Por: Ilan Stavans y Javier Adrada de la Torre
Ilustración: Víctor Solís, cortesía de Nexos
El hecho de que un mismo formato se utilice en innumerables contextos, y que para ello cada usuario recurra a unos materiales distintos, invita a concebir el meme como un palimpsesto, como un molde semiótico multimodal sobre el que se superpone un sinfín de significados. Y precisamente será esta desbocada acumulación de estratos la que llevará a la saturación del meme: cuando experimentar con el contenido ya no interesa, los creadores pasan a retorcer la forma y a jugar con sus posibilidades. El meme se convierte entonces en un metalenguaje: ya no es una traducción de la realidad, sino de sí mismo. Esta deformación será la última etapa antes de que pase de moda y la comunidad lo abandone.
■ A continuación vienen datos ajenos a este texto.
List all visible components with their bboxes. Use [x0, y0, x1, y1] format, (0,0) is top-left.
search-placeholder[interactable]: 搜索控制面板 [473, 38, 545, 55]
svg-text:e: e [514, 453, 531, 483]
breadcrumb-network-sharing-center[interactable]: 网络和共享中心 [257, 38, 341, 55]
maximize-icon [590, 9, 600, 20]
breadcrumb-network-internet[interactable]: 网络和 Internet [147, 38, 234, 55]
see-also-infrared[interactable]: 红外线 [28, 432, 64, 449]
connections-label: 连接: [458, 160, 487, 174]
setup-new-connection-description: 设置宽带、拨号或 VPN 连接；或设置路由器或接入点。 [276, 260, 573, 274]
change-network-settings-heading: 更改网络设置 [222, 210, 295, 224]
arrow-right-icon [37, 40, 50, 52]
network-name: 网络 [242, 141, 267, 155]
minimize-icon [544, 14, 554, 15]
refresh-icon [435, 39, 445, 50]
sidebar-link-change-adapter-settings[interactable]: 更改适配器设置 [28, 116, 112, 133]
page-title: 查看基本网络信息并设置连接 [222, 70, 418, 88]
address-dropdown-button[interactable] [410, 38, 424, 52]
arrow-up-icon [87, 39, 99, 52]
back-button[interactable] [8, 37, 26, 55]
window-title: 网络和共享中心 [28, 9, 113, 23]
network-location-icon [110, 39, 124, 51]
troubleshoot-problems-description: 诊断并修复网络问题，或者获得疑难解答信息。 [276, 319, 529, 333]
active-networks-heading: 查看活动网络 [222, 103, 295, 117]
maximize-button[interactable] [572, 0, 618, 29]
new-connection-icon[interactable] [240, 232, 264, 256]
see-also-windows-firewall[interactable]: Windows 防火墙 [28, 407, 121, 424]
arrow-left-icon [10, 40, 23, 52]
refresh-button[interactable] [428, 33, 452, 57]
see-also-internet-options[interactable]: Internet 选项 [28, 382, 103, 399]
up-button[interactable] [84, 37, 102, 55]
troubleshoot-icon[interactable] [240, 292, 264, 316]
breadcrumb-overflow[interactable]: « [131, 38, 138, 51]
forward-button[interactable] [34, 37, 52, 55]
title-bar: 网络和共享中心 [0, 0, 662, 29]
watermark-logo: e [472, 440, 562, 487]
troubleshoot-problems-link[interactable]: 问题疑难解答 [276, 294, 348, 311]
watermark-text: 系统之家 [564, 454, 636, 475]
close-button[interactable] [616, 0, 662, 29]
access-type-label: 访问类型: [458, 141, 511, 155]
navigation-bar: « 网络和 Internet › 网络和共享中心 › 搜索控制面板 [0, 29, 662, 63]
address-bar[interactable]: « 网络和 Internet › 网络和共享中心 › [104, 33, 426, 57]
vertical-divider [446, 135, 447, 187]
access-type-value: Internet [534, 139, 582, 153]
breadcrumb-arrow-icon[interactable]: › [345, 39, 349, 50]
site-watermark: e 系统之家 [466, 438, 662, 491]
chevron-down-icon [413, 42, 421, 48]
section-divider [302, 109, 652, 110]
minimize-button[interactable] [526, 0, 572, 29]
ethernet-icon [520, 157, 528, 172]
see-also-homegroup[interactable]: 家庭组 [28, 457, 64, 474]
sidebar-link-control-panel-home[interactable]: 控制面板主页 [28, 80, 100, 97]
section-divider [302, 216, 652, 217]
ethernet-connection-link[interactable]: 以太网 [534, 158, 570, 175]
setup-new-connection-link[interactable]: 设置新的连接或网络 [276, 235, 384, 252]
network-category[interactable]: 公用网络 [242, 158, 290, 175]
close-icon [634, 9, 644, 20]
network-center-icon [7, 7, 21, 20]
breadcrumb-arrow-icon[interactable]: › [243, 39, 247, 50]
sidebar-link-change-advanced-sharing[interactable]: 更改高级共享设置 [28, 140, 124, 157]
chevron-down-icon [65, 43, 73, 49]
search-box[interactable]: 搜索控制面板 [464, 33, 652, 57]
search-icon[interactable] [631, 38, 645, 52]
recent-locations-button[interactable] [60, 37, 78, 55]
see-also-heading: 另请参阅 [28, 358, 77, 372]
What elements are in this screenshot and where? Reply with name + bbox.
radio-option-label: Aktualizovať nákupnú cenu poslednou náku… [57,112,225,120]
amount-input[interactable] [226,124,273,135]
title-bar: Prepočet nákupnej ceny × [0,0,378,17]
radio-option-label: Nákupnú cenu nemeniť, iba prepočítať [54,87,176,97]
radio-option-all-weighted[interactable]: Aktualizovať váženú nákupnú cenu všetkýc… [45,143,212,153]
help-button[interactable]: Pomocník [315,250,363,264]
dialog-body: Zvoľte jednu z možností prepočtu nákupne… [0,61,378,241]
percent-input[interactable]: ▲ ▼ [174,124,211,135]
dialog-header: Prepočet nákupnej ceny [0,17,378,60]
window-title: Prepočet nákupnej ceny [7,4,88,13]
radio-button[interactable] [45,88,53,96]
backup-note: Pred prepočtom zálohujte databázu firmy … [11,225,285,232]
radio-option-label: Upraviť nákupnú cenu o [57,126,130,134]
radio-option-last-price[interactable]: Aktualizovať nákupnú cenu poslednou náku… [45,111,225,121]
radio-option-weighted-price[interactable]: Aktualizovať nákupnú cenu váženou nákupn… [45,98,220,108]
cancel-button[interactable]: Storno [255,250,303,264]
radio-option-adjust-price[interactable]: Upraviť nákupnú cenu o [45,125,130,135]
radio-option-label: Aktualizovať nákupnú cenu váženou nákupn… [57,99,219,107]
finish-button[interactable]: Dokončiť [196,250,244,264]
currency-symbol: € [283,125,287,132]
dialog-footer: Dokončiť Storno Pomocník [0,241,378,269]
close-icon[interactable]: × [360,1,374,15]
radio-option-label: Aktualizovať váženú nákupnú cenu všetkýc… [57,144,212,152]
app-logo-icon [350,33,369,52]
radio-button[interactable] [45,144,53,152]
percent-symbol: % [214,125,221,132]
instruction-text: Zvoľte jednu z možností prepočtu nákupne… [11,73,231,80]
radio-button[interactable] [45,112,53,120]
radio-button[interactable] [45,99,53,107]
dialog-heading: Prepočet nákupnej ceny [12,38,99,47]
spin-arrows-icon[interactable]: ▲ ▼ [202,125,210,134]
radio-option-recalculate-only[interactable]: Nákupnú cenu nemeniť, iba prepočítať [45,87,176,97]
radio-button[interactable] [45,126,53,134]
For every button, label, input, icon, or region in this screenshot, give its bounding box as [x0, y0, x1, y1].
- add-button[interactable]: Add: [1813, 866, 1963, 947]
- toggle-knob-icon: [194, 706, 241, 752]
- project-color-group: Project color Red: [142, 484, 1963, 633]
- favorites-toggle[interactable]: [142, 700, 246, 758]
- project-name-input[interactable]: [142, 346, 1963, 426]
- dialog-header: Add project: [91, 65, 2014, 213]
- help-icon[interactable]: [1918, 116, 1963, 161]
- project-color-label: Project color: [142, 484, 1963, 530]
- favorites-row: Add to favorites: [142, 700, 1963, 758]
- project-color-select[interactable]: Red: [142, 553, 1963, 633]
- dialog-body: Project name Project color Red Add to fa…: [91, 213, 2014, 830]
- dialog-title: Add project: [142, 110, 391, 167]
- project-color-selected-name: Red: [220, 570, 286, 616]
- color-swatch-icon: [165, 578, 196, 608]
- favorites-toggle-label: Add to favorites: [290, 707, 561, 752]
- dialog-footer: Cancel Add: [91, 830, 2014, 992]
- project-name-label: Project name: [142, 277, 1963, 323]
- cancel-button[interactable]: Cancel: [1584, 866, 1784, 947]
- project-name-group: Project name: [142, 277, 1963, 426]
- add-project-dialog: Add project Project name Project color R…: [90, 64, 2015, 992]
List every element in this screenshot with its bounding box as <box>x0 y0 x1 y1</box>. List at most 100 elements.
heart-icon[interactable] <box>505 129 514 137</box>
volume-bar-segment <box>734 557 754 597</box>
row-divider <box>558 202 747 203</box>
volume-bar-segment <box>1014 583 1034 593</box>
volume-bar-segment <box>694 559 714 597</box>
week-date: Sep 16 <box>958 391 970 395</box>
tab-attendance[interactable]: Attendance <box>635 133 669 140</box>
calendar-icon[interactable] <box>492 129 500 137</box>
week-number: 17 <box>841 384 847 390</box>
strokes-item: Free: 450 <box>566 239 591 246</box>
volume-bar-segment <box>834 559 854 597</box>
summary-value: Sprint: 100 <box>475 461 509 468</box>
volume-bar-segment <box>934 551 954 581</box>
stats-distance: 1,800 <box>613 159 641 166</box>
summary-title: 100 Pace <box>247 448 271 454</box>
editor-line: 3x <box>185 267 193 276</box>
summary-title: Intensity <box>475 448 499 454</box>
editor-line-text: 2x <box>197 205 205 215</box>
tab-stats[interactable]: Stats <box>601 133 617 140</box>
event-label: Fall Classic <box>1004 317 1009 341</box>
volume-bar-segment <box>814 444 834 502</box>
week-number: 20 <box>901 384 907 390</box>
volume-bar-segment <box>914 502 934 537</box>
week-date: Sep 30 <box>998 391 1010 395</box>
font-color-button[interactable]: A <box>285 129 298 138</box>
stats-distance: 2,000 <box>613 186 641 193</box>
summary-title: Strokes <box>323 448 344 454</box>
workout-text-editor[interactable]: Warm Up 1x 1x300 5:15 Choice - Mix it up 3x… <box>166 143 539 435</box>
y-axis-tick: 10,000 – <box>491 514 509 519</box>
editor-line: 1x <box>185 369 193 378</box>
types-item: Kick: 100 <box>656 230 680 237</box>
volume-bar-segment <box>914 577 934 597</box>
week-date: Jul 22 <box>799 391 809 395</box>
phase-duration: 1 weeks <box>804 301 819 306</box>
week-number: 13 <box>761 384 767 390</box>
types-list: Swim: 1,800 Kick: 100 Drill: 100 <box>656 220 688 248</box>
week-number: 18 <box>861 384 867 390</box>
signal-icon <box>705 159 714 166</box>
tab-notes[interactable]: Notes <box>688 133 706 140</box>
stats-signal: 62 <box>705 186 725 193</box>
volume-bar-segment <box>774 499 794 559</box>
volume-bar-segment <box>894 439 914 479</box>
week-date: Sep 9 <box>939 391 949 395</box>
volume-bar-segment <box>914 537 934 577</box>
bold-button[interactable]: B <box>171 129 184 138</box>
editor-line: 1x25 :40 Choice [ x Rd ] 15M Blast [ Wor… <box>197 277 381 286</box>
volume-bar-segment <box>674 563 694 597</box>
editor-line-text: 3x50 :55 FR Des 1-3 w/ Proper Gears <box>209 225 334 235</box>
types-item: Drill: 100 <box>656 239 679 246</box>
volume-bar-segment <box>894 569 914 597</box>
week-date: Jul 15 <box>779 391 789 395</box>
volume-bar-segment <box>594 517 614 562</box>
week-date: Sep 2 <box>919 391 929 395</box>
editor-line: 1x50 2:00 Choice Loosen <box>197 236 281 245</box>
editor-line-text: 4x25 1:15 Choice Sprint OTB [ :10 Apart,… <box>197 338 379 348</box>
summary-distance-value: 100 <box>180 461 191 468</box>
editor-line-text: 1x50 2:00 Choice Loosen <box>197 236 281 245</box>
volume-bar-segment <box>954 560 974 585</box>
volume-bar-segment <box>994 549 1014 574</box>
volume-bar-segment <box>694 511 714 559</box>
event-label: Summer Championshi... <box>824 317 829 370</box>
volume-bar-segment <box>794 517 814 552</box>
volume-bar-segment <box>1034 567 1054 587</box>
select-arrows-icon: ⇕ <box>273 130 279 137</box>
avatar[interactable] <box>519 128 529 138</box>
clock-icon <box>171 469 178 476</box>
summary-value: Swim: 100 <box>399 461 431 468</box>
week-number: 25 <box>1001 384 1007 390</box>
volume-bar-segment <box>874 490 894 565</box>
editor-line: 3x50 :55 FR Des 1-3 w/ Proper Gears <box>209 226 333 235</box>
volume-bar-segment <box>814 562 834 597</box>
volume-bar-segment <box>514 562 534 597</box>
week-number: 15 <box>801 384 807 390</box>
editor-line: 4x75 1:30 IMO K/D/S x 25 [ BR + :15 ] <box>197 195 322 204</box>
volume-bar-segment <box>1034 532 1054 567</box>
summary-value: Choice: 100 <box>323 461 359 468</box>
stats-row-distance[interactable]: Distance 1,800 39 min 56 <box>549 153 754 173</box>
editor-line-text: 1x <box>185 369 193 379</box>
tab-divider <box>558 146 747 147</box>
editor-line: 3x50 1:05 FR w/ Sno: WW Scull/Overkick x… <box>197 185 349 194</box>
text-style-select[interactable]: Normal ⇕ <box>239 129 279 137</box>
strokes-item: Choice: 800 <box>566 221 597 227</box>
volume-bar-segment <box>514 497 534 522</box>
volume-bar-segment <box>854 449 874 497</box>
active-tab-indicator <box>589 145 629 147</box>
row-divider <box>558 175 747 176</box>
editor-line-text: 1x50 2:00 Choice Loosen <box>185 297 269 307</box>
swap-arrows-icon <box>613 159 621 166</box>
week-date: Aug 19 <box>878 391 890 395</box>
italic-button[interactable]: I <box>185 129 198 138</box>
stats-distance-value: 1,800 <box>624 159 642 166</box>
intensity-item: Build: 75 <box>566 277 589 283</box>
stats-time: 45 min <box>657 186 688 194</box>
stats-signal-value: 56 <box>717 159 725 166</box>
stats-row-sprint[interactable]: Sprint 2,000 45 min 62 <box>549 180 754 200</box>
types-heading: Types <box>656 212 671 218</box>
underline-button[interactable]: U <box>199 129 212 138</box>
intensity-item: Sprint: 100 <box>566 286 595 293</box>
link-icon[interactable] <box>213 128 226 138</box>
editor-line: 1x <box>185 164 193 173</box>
Al igual que otras manifestaciones del lenguaje humano, entendido desde la mirada posestructuralista, el meme sigue el siguiente proceso: en primera instancia, nace como mímesis de la realidad, subordinado a ella; sin embargo, al representarla, también la transforma, de modo que se pone a su nivel; luego se independiza de ella para apuntar hacia sí mismo como realidad autónoma; finalmente, pierde su funcionalidad y se desvanece.